Discharging a P-Channel MOSFET quickly

[Dextrine]

I am using trying to familiarize myself with P-Channel mosfets since I don't have too much experience with them. I am trying to use the FET as a switch, being driven in the typical highside FET manner using an NPN transistor.

Is there some standard way of quickly discharging the FET during turn off? I am trying to use maybe another BJT but can't seem to bias it correctly during turn off.

Pretty much just like this.

thanks in advance for the help.

 

[Tom.G]

Yes, use a Totem Pole stage drive the Gate. Such an approach replaces R1 in your circuit with another transistor, supplying a low resistance path to discharge the Gate capacitance.

More than you wanted to know in this 48 page App Note:
http://www.ti.com/lit/ml/slua618/slua618.pdf

This search has lots of circuits and less technical data:
https://www.google.com/search?q=totem+pole+mosfet+driver

 

[Dextrine]

Thanks a lot Tom. I sometimes struggle finding information due to not knowing the terminology, I'll be sure to remember this though. Thanks again.

 

[Tom.G]

You are welcome. Have Fun!
Oh, and I almost forgot:
Be careful you don't exceed the maximum Gate-to-Source voltage in the ON condition. The circuit you show puts the full supply voltage on the Gate. Unless it is a really low supply voltage, that generally leads to a very short life of the FET.

 

[Dextrine]

I made it work with an extra NPN transistor. Apparently just adding the totem pole will invert the output. Thanks again though, is there some document that lists common circuits in analog and power along with their name?

 

[Tom.G]

About 7 780 000 hits: Just be aware that not all of the circuits actually work.
https://www.google.com/search?site=...rcuit+collection&oq=analog+circuit+collection

About 4 390 000 hits: Much more reliable results than the above search.
https://www.google.com/search?q=analog+circuit+design+design+note+collection

After you get tired of those, with the search field still showing the search string, click in the field again. You will receive more search suggestions.

(Should keep you busy for a little while, at least until your hair turns gray.)

 

[Dextrine]

Wow, thanks! This definitely will keep me busy for quite a while. I had been looking up "List of analog circuits" with much poorer results.

 

[Dextrine]

About 7 780 000 hits: Just be aware that not all of the circuits actually work.
https://www.google.com/search?site=...rcuit+collection&oq=analog+circuit+collection

About 4 390 000 hits: Much more reliable results than the above search.
https://www.google.com/search?q=analog+circuit+design+design+note+collection

After you get tired of those, with the search field still showing the search string, click in the field again. You will receive more search suggestions.
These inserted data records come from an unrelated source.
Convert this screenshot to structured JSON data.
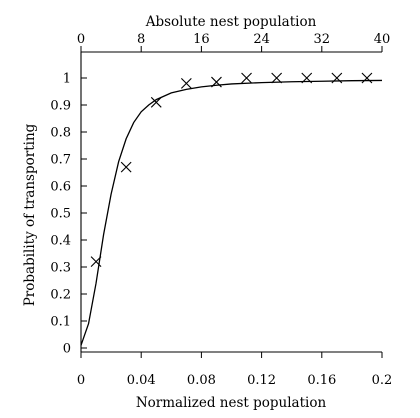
{
  "chart_data": {
    "type": "scatter",
    "title": "",
    "xlabel": "Normalized nest population",
    "ylabel": "Probability of transporting",
    "x2label": "Absolute nest population",
    "xlim": [
      0,
      0.2
    ],
    "ylim": [
      0,
      1
    ],
    "x2lim": [
      0,
      40
    ],
    "x_ticks": [
      0,
      0.04,
      0.08,
      0.12,
      0.16,
      0.2
    ],
    "x_tick_labels": [
      "0",
      "0.04",
      "0.08",
      "0.12",
      "0.16",
      "0.2"
    ],
    "x2_ticks": [
      0,
      8,
      16,
      24,
      32,
      40
    ],
    "x2_tick_labels": [
      "0",
      "8",
      "16",
      "24",
      "32",
      "40"
    ],
    "y_ticks": [
      0,
      0.1,
      0.2,
      0.3,
      0.4,
      0.5,
      0.6,
      0.7,
      0.8,
      0.9,
      1
    ],
    "y_tick_labels": [
      "0",
      "0.1",
      "0.2",
      "0.3",
      "0.4",
      "0.5",
      "0.6",
      "0.7",
      "0.8",
      "0.9",
      "1"
    ],
    "grid": false,
    "series": [
      {
        "marker": "x",
        "x": [
          0.01,
          0.03,
          0.05,
          0.07,
          0.09,
          0.11,
          0.13,
          0.15,
          0.17,
          0.19
        ],
        "y": [
          0.32,
          0.67,
          0.91,
          0.98,
          0.985,
          1.0,
          1.0,
          1.0,
          1.0,
          1.0
        ]
      },
      {
        "style": "line",
        "x": [
          0.0,
          0.005,
          0.01,
          0.015,
          0.02,
          0.025,
          0.03,
          0.035,
          0.04,
          0.045,
          0.05,
          0.06,
          0.07,
          0.08,
          0.09,
          0.1,
          0.12,
          0.14,
          0.16,
          0.18,
          0.2
        ],
        "y": [
          0.01,
          0.09,
          0.24,
          0.42,
          0.57,
          0.69,
          0.775,
          0.835,
          0.875,
          0.9,
          0.92,
          0.945,
          0.958,
          0.967,
          0.973,
          0.978,
          0.983,
          0.986,
          0.988,
          0.99,
          0.991
        ]
      }
    ]
  }
}
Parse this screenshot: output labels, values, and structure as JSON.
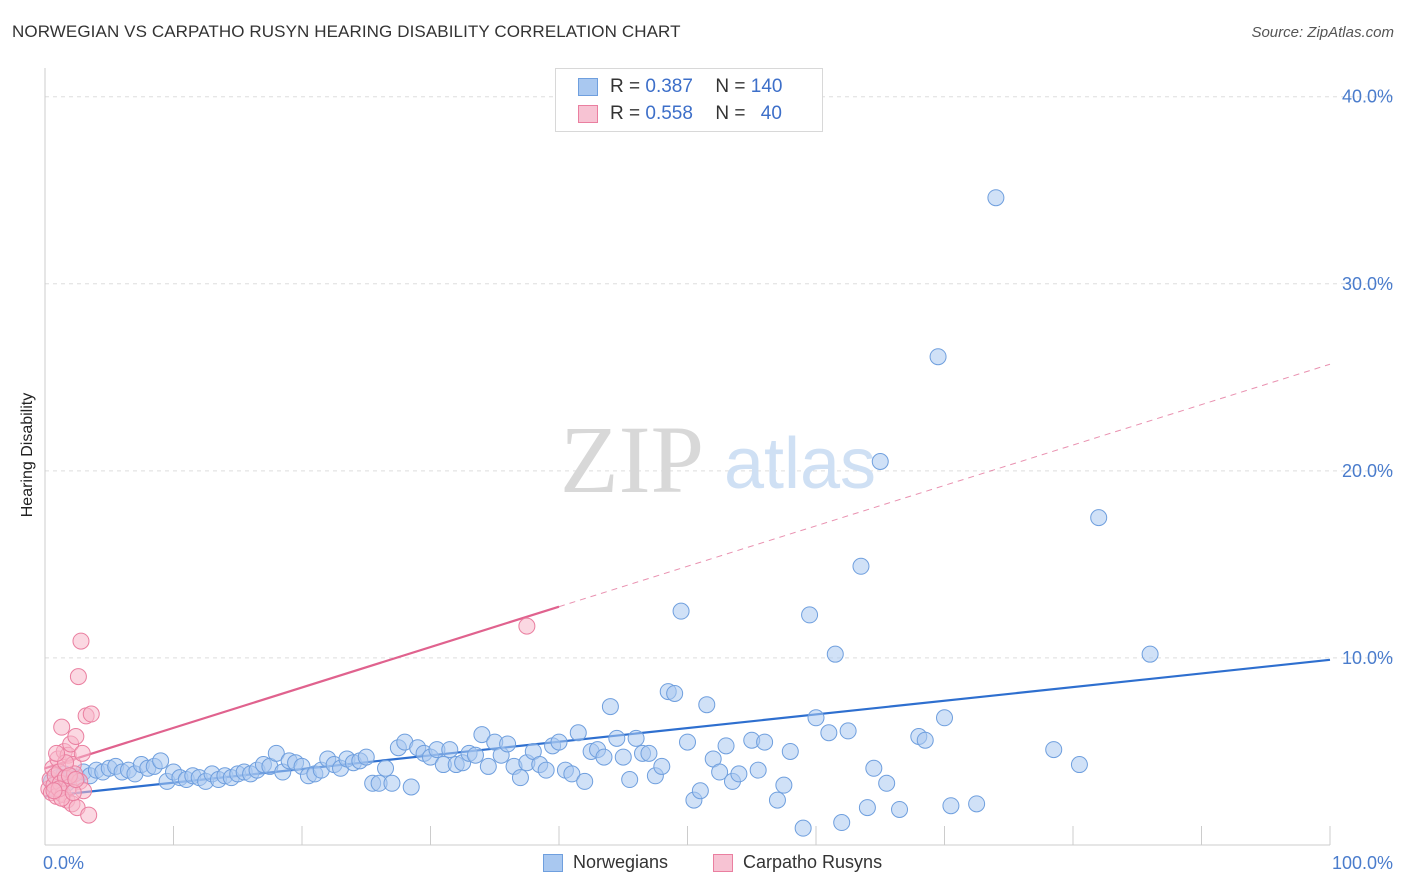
{
  "title": "NORWEGIAN VS CARPATHO RUSYN HEARING DISABILITY CORRELATION CHART",
  "source": "Source: ZipAtlas.com",
  "watermark": {
    "zip": "ZIP",
    "atlas": "atlas"
  },
  "legend": {
    "rows": [
      {
        "r_label": "R =",
        "r_value": "0.387",
        "n_label": "N =",
        "n_value": "140"
      },
      {
        "r_label": "R =",
        "r_value": "0.558",
        "n_label": "N =",
        "n_value": "40"
      }
    ]
  },
  "bottom_legend": {
    "series1": "Norwegians",
    "series2": "Carpatho Rusyns"
  },
  "colors": {
    "blue_fill": "#a9c8f0",
    "blue_stroke": "#6f9fde",
    "blue_line": "#2e6fcf",
    "pink_fill": "#f7b8cb",
    "pink_stroke": "#ea7fa0",
    "pink_line": "#e0628e",
    "tick_text": "#4a7ccc",
    "grid": "#dddddd"
  },
  "chart_data": {
    "type": "scatter",
    "title": "NORWEGIAN VS CARPATHO RUSYN HEARING DISABILITY CORRELATION CHART",
    "xlabel": "",
    "ylabel": "Hearing Disability",
    "xlim": [
      0,
      100
    ],
    "ylim": [
      0,
      41
    ],
    "x_tick_labels": [
      "0.0%",
      "100.0%"
    ],
    "y_ticks": [
      10,
      20,
      30,
      40
    ],
    "y_tick_labels": [
      "10.0%",
      "20.0%",
      "30.0%",
      "40.0%"
    ],
    "grid": true,
    "legend_position": "top-center",
    "series": [
      {
        "name": "Norwegians",
        "r": 0.387,
        "n": 140,
        "trend": {
          "x": [
            0,
            100
          ],
          "y": [
            2.6,
            9.9
          ],
          "dashed_from": null
        },
        "points": [
          [
            0.5,
            3.4
          ],
          [
            0.8,
            3.0
          ],
          [
            1.0,
            3.6
          ],
          [
            1.2,
            3.2
          ],
          [
            1.5,
            3.8
          ],
          [
            1.7,
            3.3
          ],
          [
            2.0,
            3.7
          ],
          [
            2.5,
            3.6
          ],
          [
            3.0,
            3.9
          ],
          [
            3.5,
            3.7
          ],
          [
            4.0,
            4.0
          ],
          [
            4.5,
            3.9
          ],
          [
            5.0,
            4.1
          ],
          [
            5.5,
            4.2
          ],
          [
            6.0,
            3.9
          ],
          [
            6.5,
            4.0
          ],
          [
            7.0,
            3.8
          ],
          [
            7.5,
            4.3
          ],
          [
            8.0,
            4.1
          ],
          [
            8.5,
            4.2
          ],
          [
            9.0,
            4.5
          ],
          [
            9.5,
            3.4
          ],
          [
            10.0,
            3.9
          ],
          [
            10.5,
            3.6
          ],
          [
            11.0,
            3.5
          ],
          [
            11.5,
            3.7
          ],
          [
            12.0,
            3.6
          ],
          [
            12.5,
            3.4
          ],
          [
            13.0,
            3.8
          ],
          [
            13.5,
            3.5
          ],
          [
            14.0,
            3.7
          ],
          [
            14.5,
            3.6
          ],
          [
            15.0,
            3.8
          ],
          [
            15.5,
            3.9
          ],
          [
            16.0,
            3.8
          ],
          [
            16.5,
            4.0
          ],
          [
            17.0,
            4.3
          ],
          [
            17.5,
            4.2
          ],
          [
            18.0,
            4.9
          ],
          [
            18.5,
            3.9
          ],
          [
            19.0,
            4.5
          ],
          [
            19.5,
            4.4
          ],
          [
            20.0,
            4.2
          ],
          [
            20.5,
            3.7
          ],
          [
            21.0,
            3.8
          ],
          [
            21.5,
            4.0
          ],
          [
            22.0,
            4.6
          ],
          [
            22.5,
            4.3
          ],
          [
            23.0,
            4.1
          ],
          [
            23.5,
            4.6
          ],
          [
            24.0,
            4.4
          ],
          [
            24.5,
            4.5
          ],
          [
            25.0,
            4.7
          ],
          [
            25.5,
            3.3
          ],
          [
            26.0,
            3.3
          ],
          [
            26.5,
            4.1
          ],
          [
            27.0,
            3.3
          ],
          [
            27.5,
            5.2
          ],
          [
            28.0,
            5.5
          ],
          [
            28.5,
            3.1
          ],
          [
            29.0,
            5.2
          ],
          [
            29.5,
            4.9
          ],
          [
            30.0,
            4.7
          ],
          [
            30.5,
            5.1
          ],
          [
            31.0,
            4.3
          ],
          [
            31.5,
            5.1
          ],
          [
            32.0,
            4.3
          ],
          [
            32.5,
            4.4
          ],
          [
            33.0,
            4.9
          ],
          [
            33.5,
            4.8
          ],
          [
            34.0,
            5.9
          ],
          [
            34.5,
            4.2
          ],
          [
            35.0,
            5.5
          ],
          [
            35.5,
            4.8
          ],
          [
            36.0,
            5.4
          ],
          [
            36.5,
            4.2
          ],
          [
            37.0,
            3.6
          ],
          [
            37.5,
            4.4
          ],
          [
            38.0,
            5.0
          ],
          [
            38.5,
            4.3
          ],
          [
            39.0,
            4.0
          ],
          [
            39.5,
            5.3
          ],
          [
            40.0,
            5.5
          ],
          [
            40.5,
            4.0
          ],
          [
            41.0,
            3.8
          ],
          [
            41.5,
            6.0
          ],
          [
            42.0,
            3.4
          ],
          [
            42.5,
            5.0
          ],
          [
            43.0,
            5.1
          ],
          [
            43.5,
            4.7
          ],
          [
            44.0,
            7.4
          ],
          [
            44.5,
            5.7
          ],
          [
            45.0,
            4.7
          ],
          [
            45.5,
            3.5
          ],
          [
            46.0,
            5.7
          ],
          [
            46.5,
            4.9
          ],
          [
            47.0,
            4.9
          ],
          [
            47.5,
            3.7
          ],
          [
            48.0,
            4.2
          ],
          [
            48.5,
            8.2
          ],
          [
            49.0,
            8.1
          ],
          [
            49.5,
            12.5
          ],
          [
            50.0,
            5.5
          ],
          [
            50.5,
            2.4
          ],
          [
            51.0,
            2.9
          ],
          [
            51.5,
            7.5
          ],
          [
            52.0,
            4.6
          ],
          [
            52.5,
            3.9
          ],
          [
            53.0,
            5.3
          ],
          [
            53.5,
            3.4
          ],
          [
            54.0,
            3.8
          ],
          [
            55.0,
            5.6
          ],
          [
            55.5,
            4.0
          ],
          [
            56.0,
            5.5
          ],
          [
            57.0,
            2.4
          ],
          [
            57.5,
            3.2
          ],
          [
            58.0,
            5.0
          ],
          [
            59.0,
            0.9
          ],
          [
            59.5,
            12.3
          ],
          [
            60.0,
            6.8
          ],
          [
            61.0,
            6.0
          ],
          [
            61.5,
            10.2
          ],
          [
            62.0,
            1.2
          ],
          [
            62.5,
            6.1
          ],
          [
            63.5,
            14.9
          ],
          [
            64.0,
            2.0
          ],
          [
            64.5,
            4.1
          ],
          [
            65.0,
            20.5
          ],
          [
            65.5,
            3.3
          ],
          [
            66.5,
            1.9
          ],
          [
            68.0,
            5.8
          ],
          [
            68.5,
            5.6
          ],
          [
            69.5,
            26.1
          ],
          [
            70.0,
            6.8
          ],
          [
            70.5,
            2.1
          ],
          [
            72.5,
            2.2
          ],
          [
            74.0,
            34.6
          ],
          [
            78.5,
            5.1
          ],
          [
            80.5,
            4.3
          ],
          [
            82.0,
            17.5
          ],
          [
            86.0,
            10.2
          ]
        ]
      },
      {
        "name": "Carpatho Rusyns",
        "r": 0.558,
        "n": 40,
        "trend": {
          "x": [
            0,
            100
          ],
          "y": [
            4.1,
            25.7
          ],
          "dashed_from": 40
        },
        "points": [
          [
            0.3,
            3.0
          ],
          [
            0.4,
            3.5
          ],
          [
            0.5,
            2.8
          ],
          [
            0.6,
            4.1
          ],
          [
            0.7,
            3.2
          ],
          [
            0.8,
            3.7
          ],
          [
            0.9,
            2.6
          ],
          [
            1.0,
            4.6
          ],
          [
            1.1,
            3.9
          ],
          [
            1.2,
            3.3
          ],
          [
            1.3,
            6.3
          ],
          [
            1.4,
            2.7
          ],
          [
            1.5,
            5.0
          ],
          [
            1.6,
            3.6
          ],
          [
            1.7,
            2.4
          ],
          [
            1.8,
            4.8
          ],
          [
            1.9,
            3.1
          ],
          [
            2.0,
            5.4
          ],
          [
            2.1,
            2.2
          ],
          [
            2.2,
            4.3
          ],
          [
            2.3,
            3.8
          ],
          [
            2.4,
            5.8
          ],
          [
            2.5,
            2.0
          ],
          [
            2.6,
            9.0
          ],
          [
            2.7,
            3.4
          ],
          [
            2.8,
            10.9
          ],
          [
            2.9,
            4.9
          ],
          [
            3.0,
            2.9
          ],
          [
            3.2,
            6.9
          ],
          [
            3.4,
            1.6
          ],
          [
            3.6,
            7.0
          ],
          [
            1.1,
            3.0
          ],
          [
            1.3,
            2.5
          ],
          [
            1.6,
            4.4
          ],
          [
            1.9,
            3.7
          ],
          [
            0.7,
            2.9
          ],
          [
            0.9,
            4.9
          ],
          [
            2.2,
            2.8
          ],
          [
            2.4,
            3.5
          ],
          [
            37.5,
            11.7
          ]
        ]
      }
    ]
  }
}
(Should keep you busy for a little while, at least until your hair turns gray.)

Quick question Tom, is there some circuit that can take a pulse that goes from, say 0 to +V and makes it go from. -V to V? to ? I'll be looking through the analog circuit indexes but thought you might know the name of such a circuit off hand.

Thanks in advance

 

[Tom.G]

PNP transistor
Emitter to +V
input to Base
Collector to resistor to -V

(Get the biasing right.)
(Note that it does invert the signal.)

 

[Dextrine]

PNP transistor
Emitter to +V
input to Base
Collector to resistor to -V

(Get the biasing right.)
(Note that it does invert the signal.)

Thanks again for the input Tom. I had another question more from a theoretical vs. applied point of view:

Is it possible to have an NPN transistor be in the linear region, never saturated, if the emitter is connected to ground, the base to a resistor (which goes to your signal or something), and the collector to another resistor that goes to some high rail?

In other words, can the following circuit, in real life, ever NOT be saturated?

 

[Tom.G]

...ever NOT be saturated?

Sure. Just restrict V_B so the transistor is always operating in its linear range.
It's a simple enough circuit you can build it even without a breadboard. Use a potentiometer (pot) across V_CC and take V_B from the wiper. Measure the voltage on the Collector while you adjust the pot.

 

[Windadct]

IS this NPN Transistor question completely unrelated to the MOSFET gate driver situation? Is there a case when you would want to drive the MOSFET gate using the NPN transistor in linear?